Restaurants Roasting People Who Gave Them Negative Yelp Reviews (25 Pics)
yeah that always happens. i'm like the where's waldo of parties. i never even know where the fuck i'm at.
They just came out of my bathroom and asked if I could spare them a condom. See. Its a good thing I have some.
Yeah. she rolled up to the party on a unicycle then peed in the bushes. TA of the year.
I actually enjoy jerking off to her facebook more than I enjoy actually fucking her. Just something with our generation
She came to the party dressed as slutty elmo and then called me oscar the grouch for not wanting to bang her in the dumpster outside.
she is way to in-touch with her childhood
Woman Posts Harassing DMs From Creep Online, Now He’s Upset Because People Told His Mom
Seriously, even though I keep it clean, I could douse it in bleach and set it on fire and still not be comfortable with you actually holding it. It's been in my VAGINA.

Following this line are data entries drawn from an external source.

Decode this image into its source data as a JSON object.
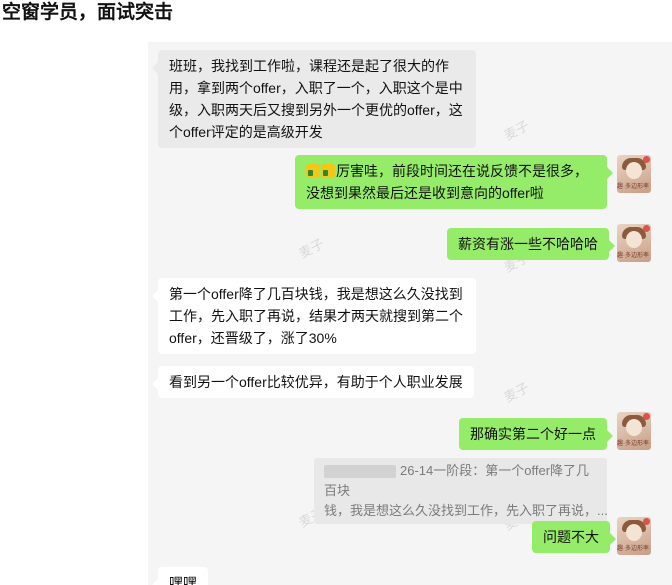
{
  "page": {
    "title": "空窗学员，面试突击"
  },
  "watermark": "麦子",
  "messages": [
    {
      "side": "left",
      "text": "班班，我找到工作啦，课程还是起了很大的作用，拿到两个offer，入职了一个，入职这个是中级，入职两天后又搜到另外一个更优的offer，这个offer评定的是高级开发"
    },
    {
      "side": "right",
      "emoji": "thumbs-up-icon",
      "text": "厉害哇，前段时间还在说反馈不是很多，没想到果然最后还是收到意向的offer啦"
    },
    {
      "side": "right",
      "text": "薪资有涨一些不哈哈哈"
    },
    {
      "side": "left",
      "text": "第一个offer降了几百块钱，我是想这么久没找到工作，先入职了再说，结果才两天就搜到第二个offer，还晋级了，涨了30%"
    },
    {
      "side": "left",
      "text": "看到另一个offer比较优异，有助于个人职业发展"
    },
    {
      "side": "right",
      "text": "那确实第二个好一点"
    },
    {
      "side": "right",
      "text": "问题不大"
    },
    {
      "side": "left",
      "text": "嘿嘿"
    }
  ],
  "quote": {
    "line1": "26-14一阶段：第一个offer降了几百块",
    "line2": "钱，我是想这么久没找到工作，先入职了再说，..."
  },
  "avatar_caption": "趣·多边形率 97"
}
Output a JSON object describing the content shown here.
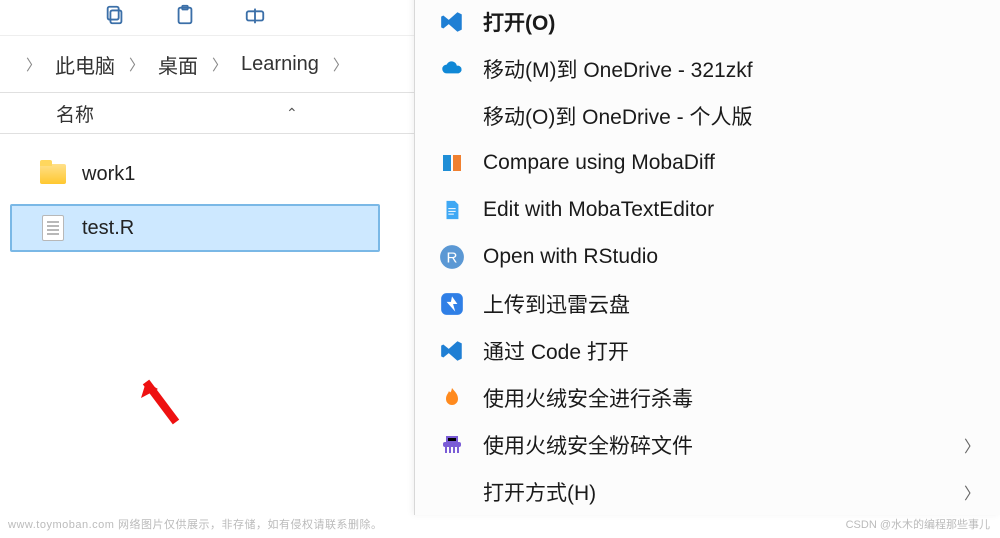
{
  "breadcrumb": {
    "items": [
      "此电脑",
      "桌面",
      "Learning"
    ]
  },
  "columns": {
    "name": "名称"
  },
  "files": [
    {
      "type": "folder",
      "label": "work1",
      "selected": false
    },
    {
      "type": "file",
      "label": "test.R",
      "selected": true
    }
  ],
  "menu": {
    "open": "打开(O)",
    "move1": "移动(M)到 OneDrive - 321zkf",
    "move2": "移动(O)到 OneDrive - 个人版",
    "compare": "Compare using MobaDiff",
    "edit": "Edit with MobaTextEditor",
    "rstudio": "Open with RStudio",
    "xunlei": "上传到迅雷云盘",
    "code": "通过 Code 打开",
    "huorong_scan": "使用火绒安全进行杀毒",
    "huorong_shred": "使用火绒安全粉碎文件",
    "openwith": "打开方式(H)"
  },
  "watermark_left": "www.toymoban.com  网络图片仅供展示，非存储，如有侵权请联系删除。",
  "watermark_right": "CSDN @水木的编程那些事儿"
}
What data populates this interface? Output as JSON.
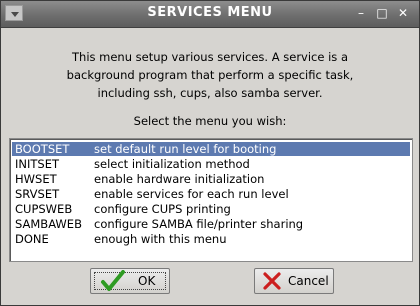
{
  "window": {
    "title": "SERVICES MENU",
    "controls": {
      "minimize": "–",
      "maximize": "□",
      "close": "✕"
    }
  },
  "description": [
    "This menu setup various services. A service is a",
    "background program that perform a specific task,",
    "including ssh, cups, also samba server."
  ],
  "prompt": "Select the menu you wish:",
  "menu": {
    "selected_index": 0,
    "items": [
      {
        "key": "BOOTSET",
        "desc": "set default run level for booting"
      },
      {
        "key": "INITSET",
        "desc": "select initialization method"
      },
      {
        "key": "HWSET",
        "desc": "enable hardware initialization"
      },
      {
        "key": "SRVSET",
        "desc": "enable services for each run level"
      },
      {
        "key": "CUPSWEB",
        "desc": "configure CUPS printing"
      },
      {
        "key": "SAMBAWEB",
        "desc": "configure SAMBA file/printer sharing"
      },
      {
        "key": "DONE",
        "desc": "enough with this menu"
      }
    ]
  },
  "buttons": {
    "ok": {
      "label": "OK",
      "icon": "checkmark-icon"
    },
    "cancel": {
      "label": "Cancel",
      "icon": "x-cross-icon"
    }
  },
  "colors": {
    "selection": "#5d7ab0",
    "ok_icon": "#2e9b22",
    "cancel_icon": "#cc1f1f"
  }
}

My horseshoe mustache feels at home at this bar.
THE SUPER HOT BARTENDER WHO LOOKS LIKE RYAN GOSLING JUST WALKED IN. BUT HE DOESNT EVEN WALK HE GLIDES. LIKE AN ANGEL.
WHY DID HE INTRODUCE ME TO HIS MOM? CAN'T HE JUST HIDE ME LIKE EVERYONE ELSE I'VE EVER DATED?@!
It's a special kind of bond when your gay brother takes pics of you topless at a frat party.
I told him that he could either pay the 10 dollars for the box of condoms or I'll make him pay for the diapers.